Tomadas estas precauciones, cabe entonces decir que la Navidad como institución en nuestra sociedad católica no sólo es de suma importancia para los creyentes al conmemorar la encarnación de Dios en el hombre haciéndole partícipe de su divinidad y razón, algo fundamental en el desarrollo filosófico posterior que hace del cristianismo una religión de gran racionalidad objetivista y consideración hacia el sujeto. Además, es reflejo de su correlato natural en el solsticio de invierno, al comenzar a remontar el sol en el horizonte y ganar horas de luz en el hemisferio norte, como anuncio de esperanza sobre el porvenir y el retorno de la vida en primavera. Esta tradición festiva, que pasó en el Imperio Romano de formar parte de las Saturnales y el culto al Sol Invictus a ser institución fundamental del cristianismo, influye sobre la psicología de muchos sujetos que encuentran en la Navidad un momento de reflexión y balance sobre la cosecha del año vencido, y de recogimiento con los seres queridos aguardando la entrada del nuevo. Ignorar o despreciar esta tradición, vaciarla de contenido copiando las costumbres de otras sociedades como culto a la «diferencia» y el consumo especializado, ya sea con la típica pose orientalista o con la imitación de las navidades capitalistas americanas del Santa Claus de la Coca-cola, o tratar de borrarla de cualquier manera, constituye un ataque a toda una herencia histórica de creencias, tradiciones y sentimientos compartidos por infinidad de españoles, a una parte importante de los cimientos de su cohesión social.
El político inteligente que quiera combatir la superstición religiosa deberá ser muy prudente al tratar de transformar o eliminar determinadas instituciones, y deberá saber que más vale una sustitución muy lenta y paulatina (o incluso la conservación) de la forma de una institución de cierta trascendencia que destruirla por completo ignorando a los sujetos que operan en el mismo medio que él pretende transformar sin asumir consecuencias. Tal como decía Robespierre en plena Revolución Francesa:

«El movimiento que se ha hecho contra el culto católico ha tenido pues dos grandes objetivos. El primero, reclutar la Vendée, alienar a los pueblos de la nación francesa y emplear la filosofía de la destrucción de la libertad. El segundo, turbar la tranquilidad pública y distraer todos los espíritus, cuando es necesario reunirlos todos para asentar los fundamentos inamovibles de la revolución.

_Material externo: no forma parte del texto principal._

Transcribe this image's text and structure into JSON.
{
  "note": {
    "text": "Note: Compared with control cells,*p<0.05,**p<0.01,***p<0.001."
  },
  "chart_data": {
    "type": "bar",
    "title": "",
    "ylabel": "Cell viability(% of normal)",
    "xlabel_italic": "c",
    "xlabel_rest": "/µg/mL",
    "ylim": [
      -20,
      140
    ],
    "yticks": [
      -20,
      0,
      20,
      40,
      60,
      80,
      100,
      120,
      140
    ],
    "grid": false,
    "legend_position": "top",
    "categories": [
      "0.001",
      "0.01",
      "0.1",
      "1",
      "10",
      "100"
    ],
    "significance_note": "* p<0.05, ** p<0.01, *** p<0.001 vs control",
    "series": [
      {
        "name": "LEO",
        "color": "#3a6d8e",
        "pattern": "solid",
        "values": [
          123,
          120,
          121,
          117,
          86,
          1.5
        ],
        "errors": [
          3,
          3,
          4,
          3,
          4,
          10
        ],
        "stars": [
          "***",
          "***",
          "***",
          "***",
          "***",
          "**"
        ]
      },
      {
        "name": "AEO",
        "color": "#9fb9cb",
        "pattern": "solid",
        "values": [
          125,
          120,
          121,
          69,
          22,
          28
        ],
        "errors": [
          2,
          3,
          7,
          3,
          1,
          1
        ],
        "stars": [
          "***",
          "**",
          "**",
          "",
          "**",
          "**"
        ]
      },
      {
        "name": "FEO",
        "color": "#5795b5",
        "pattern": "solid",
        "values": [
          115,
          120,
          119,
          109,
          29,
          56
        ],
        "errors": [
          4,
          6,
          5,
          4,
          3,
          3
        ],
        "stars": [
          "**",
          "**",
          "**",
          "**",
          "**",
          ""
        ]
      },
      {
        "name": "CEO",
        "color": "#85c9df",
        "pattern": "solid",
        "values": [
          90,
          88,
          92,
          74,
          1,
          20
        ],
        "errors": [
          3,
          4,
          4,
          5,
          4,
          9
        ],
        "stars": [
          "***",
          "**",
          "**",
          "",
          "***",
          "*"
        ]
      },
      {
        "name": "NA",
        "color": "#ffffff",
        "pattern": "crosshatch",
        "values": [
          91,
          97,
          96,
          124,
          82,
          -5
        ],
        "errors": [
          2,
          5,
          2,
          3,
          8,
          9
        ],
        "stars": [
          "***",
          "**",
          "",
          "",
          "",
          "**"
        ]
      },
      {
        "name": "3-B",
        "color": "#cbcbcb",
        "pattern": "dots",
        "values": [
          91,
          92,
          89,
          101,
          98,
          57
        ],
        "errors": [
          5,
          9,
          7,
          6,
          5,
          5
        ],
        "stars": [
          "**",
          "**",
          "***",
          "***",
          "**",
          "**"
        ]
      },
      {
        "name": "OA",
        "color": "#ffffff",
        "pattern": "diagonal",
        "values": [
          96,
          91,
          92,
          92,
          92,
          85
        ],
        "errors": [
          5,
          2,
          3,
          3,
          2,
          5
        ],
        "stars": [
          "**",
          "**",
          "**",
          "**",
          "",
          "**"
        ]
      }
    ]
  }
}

«Hay hombres que quieren ir más lejos, que con el pretexto de querer destruir la superstición quieren hacer del mismo ateísmo una especie de religión. Todo filósofo, todo individuo puede adoptar sobre el particular la opinión que le plazca. Insensato será quien crea que por esto comete un crimen; pero el hombre público, el legislador, sería cien veces más insensato si adoptara semejante sistema. La Convención nacional lo proscribe. La Convención nacional no es un fabricante de libros, un autor de sistemas metafísicos; es un cuerpo político y popular encargado de hacer respetar no solamente los derechos, sino el carácter del pueblo francés».